Der Argentinier Esteban Schneider (30) rutschte Medienberichten zufolge auf dem Weg zum Gipfel von einer Steilwand. Seine Leiche wurde laut der örtlichen Alpinpolizei am Freitag geborgen. Der Kletterer war etwa 200 Meter tief in ein Schneefeld gefallen und in einer Eisspalte gelandet. Er dürfte sofort tot gewesen sein. Dem Chef der Alpinpolizei zufolge wurden die beiden Österreicher vom fallenden Körper des Argentiniers getroffen.
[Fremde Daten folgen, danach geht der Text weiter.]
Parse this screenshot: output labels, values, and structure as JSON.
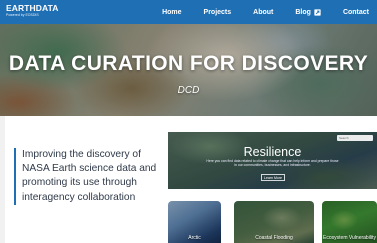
{
  "nav": {
    "logo_main": "EARTHDATA",
    "logo_sub": "Powered by EOSDIS",
    "links": [
      "Home",
      "Projects",
      "About",
      "Blog",
      "Contact"
    ],
    "blog_icon": "external-link-icon"
  },
  "hero": {
    "title": "DATA CURATION FOR DISCOVERY",
    "subtitle": "DCD"
  },
  "mission": {
    "text": "Improving the discovery of NASA Earth science data and promoting its use through interagency collaboration"
  },
  "feature": {
    "title": "Resilience",
    "body": "Here you can find data related to climate change that can help inform and prepare those in our communities, businesses, and infrastructure.",
    "button": "Learn More",
    "search_placeholder": "Search"
  },
  "cards": [
    {
      "label": "Arctic"
    },
    {
      "label": "Coastal Flooding"
    },
    {
      "label": "Ecosystem Vulnerability"
    }
  ],
  "colors": {
    "nav_bg": "#1f6fb4",
    "accent": "#1f6fb4",
    "mission_text": "#2f3a4a"
  }
}
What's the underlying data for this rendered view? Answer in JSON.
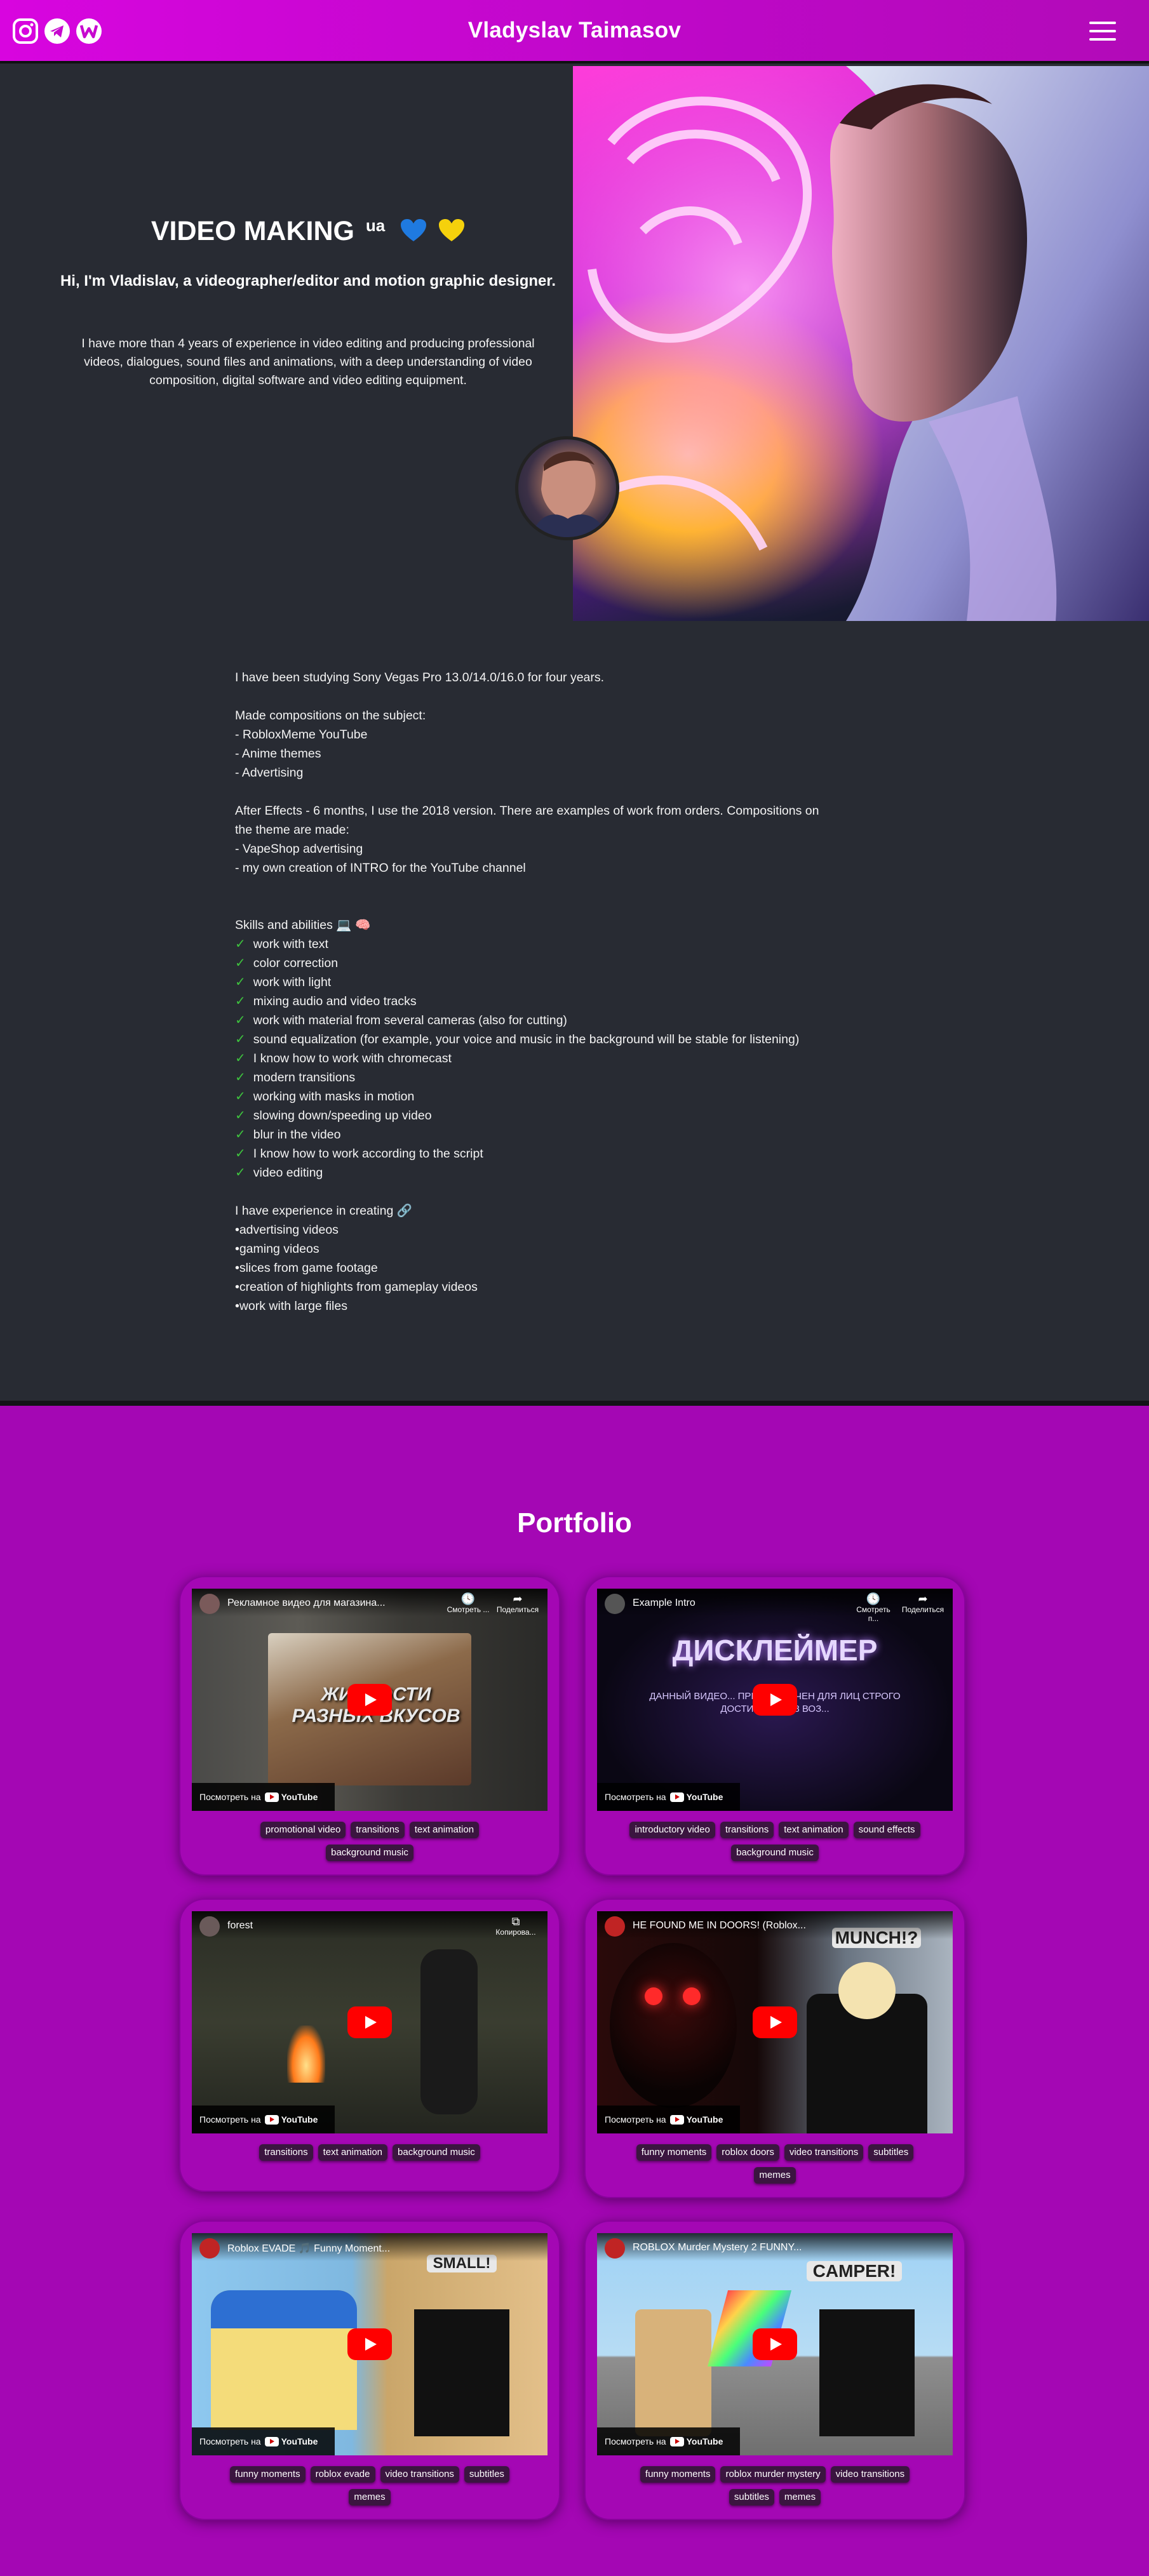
{
  "header": {
    "title": "Vladyslav Taimasov",
    "social": [
      {
        "icon": "instagram-icon"
      },
      {
        "icon": "telegram-icon"
      },
      {
        "icon": "workana-w-icon"
      }
    ],
    "menu_icon": "hamburger-menu-icon"
  },
  "hero": {
    "title": "VIDEO MAKING",
    "flag": "ua",
    "hearts": [
      "blue-heart",
      "yellow-heart"
    ],
    "subtitle": "Hi, I'm Vladislav, a videographer/editor and motion graphic designer.",
    "text": "I have more than 4 years of experience in video editing and producing professional videos, dialogues, sound files and animations, with a deep understanding of video composition, digital software and video editing equipment."
  },
  "about": {
    "lines": [
      "I have been studying Sony Vegas Pro 13.0/14.0/16.0 for four years.",
      "",
      "Made compositions on the subject:",
      "- RobloxMeme YouTube",
      "- Anime themes",
      "- Advertising",
      "",
      "After Effects - 6 months, I use the 2018 version. There are examples of work from orders. Compositions on",
      "the theme are made:",
      "- VapeShop advertising",
      "- my own creation of INTRO for the YouTube channel",
      "",
      "",
      "Skills and abilities 💻 🧠"
    ],
    "skills": [
      "work with text",
      "color correction",
      "work with light",
      "mixing audio and video tracks",
      "work with material from several cameras (also for cutting)",
      "sound equalization (for example, your voice and music in the background will be stable for listening)",
      "I know how to work with chromecast",
      "modern transitions",
      "working with masks in motion",
      "slowing down/speeding up video",
      "blur in the video",
      "I know how to work according to the script",
      "video editing"
    ],
    "experience_title": "I have experience in creating 🔗",
    "experience": [
      "•advertising videos",
      "•gaming videos",
      "•slices from game footage",
      "•creation of highlights from gameplay videos",
      "•work with large files"
    ]
  },
  "portfolio": {
    "title": "Portfolio",
    "watch_on": "Посмотреть на",
    "youtube": "YouTube",
    "cards": [
      {
        "video_title": "Рекламное видео для магазина...",
        "ctrl1": "Смотреть ...",
        "ctrl2": "Поделиться",
        "overlay": "ЖИДКОСТИ РАЗНЫХ ВКУСОВ",
        "tags": [
          "promotional video",
          "transitions",
          "text animation",
          "background music"
        ]
      },
      {
        "video_title": "Example Intro",
        "ctrl1": "Смотреть п...",
        "ctrl2": "Поделиться",
        "overlay": "ДИСКЛЕЙМЕР",
        "overlay2": "ДАННЫЙ ВИДЕО... ПРЕДНАЗНАЧЕН ДЛЯ ЛИЦ СТРОГО ДОСТИГШИХ +18 ВОЗ...",
        "tags": [
          "introductory video",
          "transitions",
          "text animation",
          "sound effects",
          "background music"
        ]
      },
      {
        "video_title": "forest",
        "ctrl1": "Копирова...",
        "ctrl2": "",
        "overlay": "",
        "tags": [
          "transitions",
          "text animation",
          "background music"
        ]
      },
      {
        "video_title": "HE FOUND ME IN DOORS! (Roblox...",
        "ctrl1": "",
        "ctrl2": "",
        "overlay": "MUNCH!?",
        "tags": [
          "funny moments",
          "roblox doors",
          "video transitions",
          "subtitles",
          "memes"
        ]
      },
      {
        "video_title": "Roblox EVADE 🎵 Funny Moment...",
        "ctrl1": "",
        "ctrl2": "",
        "overlay": "SMALL!",
        "tags": [
          "funny moments",
          "roblox evade",
          "video transitions",
          "subtitles",
          "memes"
        ]
      },
      {
        "video_title": "ROBLOX Murder Mystery 2 FUNNY...",
        "ctrl1": "",
        "ctrl2": "",
        "overlay": "CAMPER!",
        "tags": [
          "funny moments",
          "roblox murder mystery",
          "video transitions",
          "subtitles",
          "memes"
        ]
      }
    ]
  },
  "colors": {
    "header_gradient_start": "#d805df",
    "header_gradient_end": "#b20ab8",
    "page_bg": "#282b33",
    "portfolio_bg": "#a407b4",
    "youtube_red": "#ff0000",
    "check_green": "#3ec33e"
  }
}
"Zuerst hat es für einen der beiden Männer ziemlich schlecht ausgesehen. Die Retter mussten von einer schweren Wirbelsäulenverletzung ausgehen", sagte Außenamtssprecher Peter Launsky- Tieffenthal. Nach der Einlieferung ins Spital in Lima habe sich aber herausgestellt, dass der Unfall nicht ganz so schlimm ausgegangen ist: Der 28- jährige Mann, ein erfahrender Bergsteiger aus Salzburg, habe "nur" eine schwere Rückenprellung erlitten. Er werde die Klinik spätestens an diesem Wochenende verlassen können. Sein Bergkollege aus Tirol trug laut dem Gesandten leichtere Verletzungen davon.
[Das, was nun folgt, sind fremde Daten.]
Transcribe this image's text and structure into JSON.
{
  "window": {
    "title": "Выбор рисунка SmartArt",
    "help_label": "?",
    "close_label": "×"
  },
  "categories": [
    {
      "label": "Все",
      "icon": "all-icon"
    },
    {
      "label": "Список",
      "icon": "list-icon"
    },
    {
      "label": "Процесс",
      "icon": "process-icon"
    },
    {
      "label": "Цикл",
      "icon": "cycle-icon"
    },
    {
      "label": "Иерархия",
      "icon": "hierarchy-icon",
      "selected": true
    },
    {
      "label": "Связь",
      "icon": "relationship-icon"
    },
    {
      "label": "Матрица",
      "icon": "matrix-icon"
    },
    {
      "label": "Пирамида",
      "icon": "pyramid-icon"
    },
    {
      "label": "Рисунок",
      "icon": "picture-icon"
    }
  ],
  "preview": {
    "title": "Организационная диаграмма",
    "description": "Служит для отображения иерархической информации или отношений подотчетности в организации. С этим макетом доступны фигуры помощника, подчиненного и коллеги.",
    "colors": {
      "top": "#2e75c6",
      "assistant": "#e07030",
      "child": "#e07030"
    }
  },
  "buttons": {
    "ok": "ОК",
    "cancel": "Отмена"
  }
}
Der erlösenden Diagnose war eine äußerst schwierige Bergung vorangegangen, die die österreichische Botschaft in Lima mit dem lokalen Bergführer und den örtlichen Behörden organisiert hatte. Wegen schlechter Wetterbedingungen und der großen Höhe war ein Hubschrauberflug zunächst nicht durchführbar gewesen. "Mehrere Mitglieder der Gruppe haben deswegen geholfen, die Verletzten so weit herunterzubringen, bis ein Transport auf dem Landweg möglich war", schilderte Launsky- Tieffenthal die spektakuläre Evakuierungsaktion. Von der nordöstlich von Lima gelegenen Bezirksstadt Huaraz schließlich wurde der Tiroler mit einem Ambulanzflug nach Lima gebracht.
"Es waren alles erfahrene Kletterer aus mehreren Bundesländern, die zum Teil auch bei der Bergrettung sind", sagte der Außenamtssprecher. Auf Ersuchen der Betroffenen und der Angehörigen wollten die Behörden zu den Bergsteigern sonst keine näheren Angaben machen.